LES RAISONS D’Y ALLER

Les trekkings et les paysages
Trekkings : tour des Annapurnas, Dhaulagiri, camp de base de l’Everest, Dolpo,
Expéditions : Ama Dablam, Baruntse,
Everest, Makalu
Vallées de Katmandou, de Pokhara,
 de la Karnali

Les villes et les monuments
Katmandou, Patan, Bhadgaun
Lieux et fêtes bouddhistes (Svayambunath,
Bodnath, Pasupatinath, Lumbini)

La faune
Plateau du Terai (parcs de Chitwan et de Bardia) : singes, buffles, rhinocéros unicornes, éléphants, crocodiles, tigres, dauphins du Gange

CHOISIR LE BON MOMENT

D’est en ouest, se succèdent un climat humide et un climat de mousson. Qui ne pourra se rendre au Népal en mars-avril ou en octobre-novembre pour le trekking sera malheureux car le soleil est alors présent partout et l’atmosphère sèche, même si le froid se fait sentir la nuit.
Ensuite, les conditions se détériorent, surtout de la mi-juin à la mi-septembre, moments où il faut gagner les hautes vallées (Dolpo, Mustang) pour éviter pluies et chemins détrempés par la 
mousson. Températures moyennes jour/nuit (en °C) à Katmandou (1 337 m) : janvier 18/2, avril 27/11, juillet 28/20, octobre 26/13.

Pour les réjouissances
Mars ou avril : « Holi Purnima », jour de la pleine lune. – Mars ou avril : Nouvel An népalais. – Octobre ou novembre : « Dasain » et « Tihar ». – Novembre : « Mani Rimdu » au monastère de Tengboche.

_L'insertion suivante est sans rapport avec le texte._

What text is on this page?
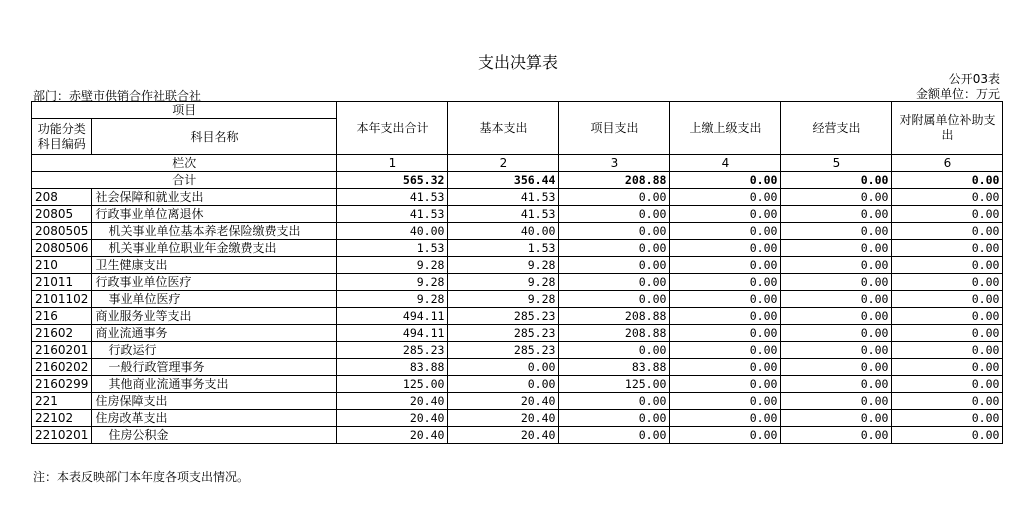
支出决算表
公开03表
金额单位：万元
部门：赤壁市供销合作社联合社
项目		本年支出合计	基本支出	项目支出	上缴上级支出	经营支出	对附属单位补助支出
功能分类科目编码	科目名称						

栏次		1	2	3	4	5	6
合计		565.32	356.44	208.88	0.00	0.00	0.00
208	社会保障和就业支出	41.53	41.53	0.00	0.00	0.00	0.00
20805	行政事业单位离退休	41.53	41.53	0.00	0.00	0.00	0.00
2080505	机关事业单位基本养老保险缴费支出	40.00	40.00	0.00	0.00	0.00	0.00
2080506	机关事业单位职业年金缴费支出	1.53	1.53	0.00	0.00	0.00	0.00
210	卫生健康支出	9.28	9.28	0.00	0.00	0.00	0.00
21011	行政事业单位医疗	9.28	9.28	0.00	0.00	0.00	0.00
2101102	事业单位医疗	9.28	9.28	0.00	0.00	0.00	0.00
216	商业服务业等支出	494.11	285.23	208.88	0.00	0.00	0.00
21602	商业流通事务	494.11	285.23	208.88	0.00	0.00	0.00
2160201	行政运行	285.23	285.23	0.00	0.00	0.00	0.00
2160202	一般行政管理事务	83.88	0.00	83.88	0.00	0.00	0.00
2160299	其他商业流通事务支出	125.00	0.00	125.00	0.00	0.00	0.00
221	住房保障支出	20.40	20.40	0.00	0.00	0.00	0.00
22102	住房改革支出	20.40	20.40	0.00	0.00	0.00	0.00
2210201	住房公积金	20.40	20.40	0.00	0.00	0.00	0.00
注：本表反映部门本年度各项支出情况。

SI L’ON OPTE POUR UN VOYAGISTE

Rappel : nous nous sommes limités à un résumé des prestations en vigueur dans les agences et chez les voyagistes présents en France. Les lecteurs des autres pays peuvent en tirer des idées d’itinéraire et les compléter auprès de leurs agences de voyages.

Les trekkings
– Trekkings à gogo ! Entre octobre et mars, le Népal en est un grand pourvoyeur pour des candidats auxquels il est réclamé une bonne condition physique et la connaissance de leurs capacités.
– À Katmandou, de nombreuses agences multiplient les formules. La moyenne des prestations tourne autour de 50 dollars US par jour, présence d’un guide-porteur comprise. Ces agences rivalisent de propositions permettant de sortir des sentiers himalayens les plus (re)battus mais il importe de faire preuve de discernement.
– Les itinéraires ne cessent de se diversifier car les spécialistes rivalisent d’ingéniosité pour tenter de s’éloigner des grands axes de fréquentation. Toutefois, chacun s’accorde sur le fin du fin : le tour des Annapurnas. Nombreux voyagistes : Allibert Trekking, Atalante, La Balaguère, Huwans/Club Aventure, Nomade Aventure, Tamera, Terres d’aventure, Tirawa. Voir aussi Celtic Trekking Adventure (www.celtictrekking.com/), Napoleon Trekking (www.napoleontrekking.com), Nepal Ecology Treks (www.ecologytrek.com/newfr/). Le coût moyen se situe aux alentours de 2 800 EUR tout compris pour 15 jours.
– Le mythe de l’Everest s’arrête en général au camp de base, ce qui est déjà beaucoup pour les marcheurs non chevronnés. La plupart des voyagistes énoncés ci-dessus proposent un tel programme.
– Le camp de base du Dhaulagiri, la « Montagne blanche », est atteint à partir de Pokhara. Le Dhaulagiri et les Annapurnas sont parfois proposés ensemble, via des dizaines d’itinéraires à partir de la vallée de Katmandou.
– Encore onéreux car difficile d’accès par endroits : le Mustang. Autre but moins couru : le Dolpo.
– Les grands escaladeurs trouvent leur bonheur chez des spécialistes tels que www.odyssee-montagne.fr/. Les « 7 000 »  (Ama Dablam, Baruntse, Kang Guru) sont tutoyés, voire dépassés. De telles expéditions demandent du temps (un mois ou plus), une longue préparation, beaucoup d’expérience… et beaucoup d’argent.

L’autre Népal
– Il existe un Népal différent, celui des touristes qui n’ont pas forcément envie de marcher et qui se voient proposer la vallée de Katmandou et le parc de Chitwan. Certains tarifs peuvent se situer aux alentours de 2 200 EUR pour 15 jours. Autres mariages de circonstance avec le Bhoutan et le Tibet.
– Plusieurs possibilités de voyage avec chauffeur existent. (vol + hébergement + location de véhicule). Moto et vélo sont également de mise.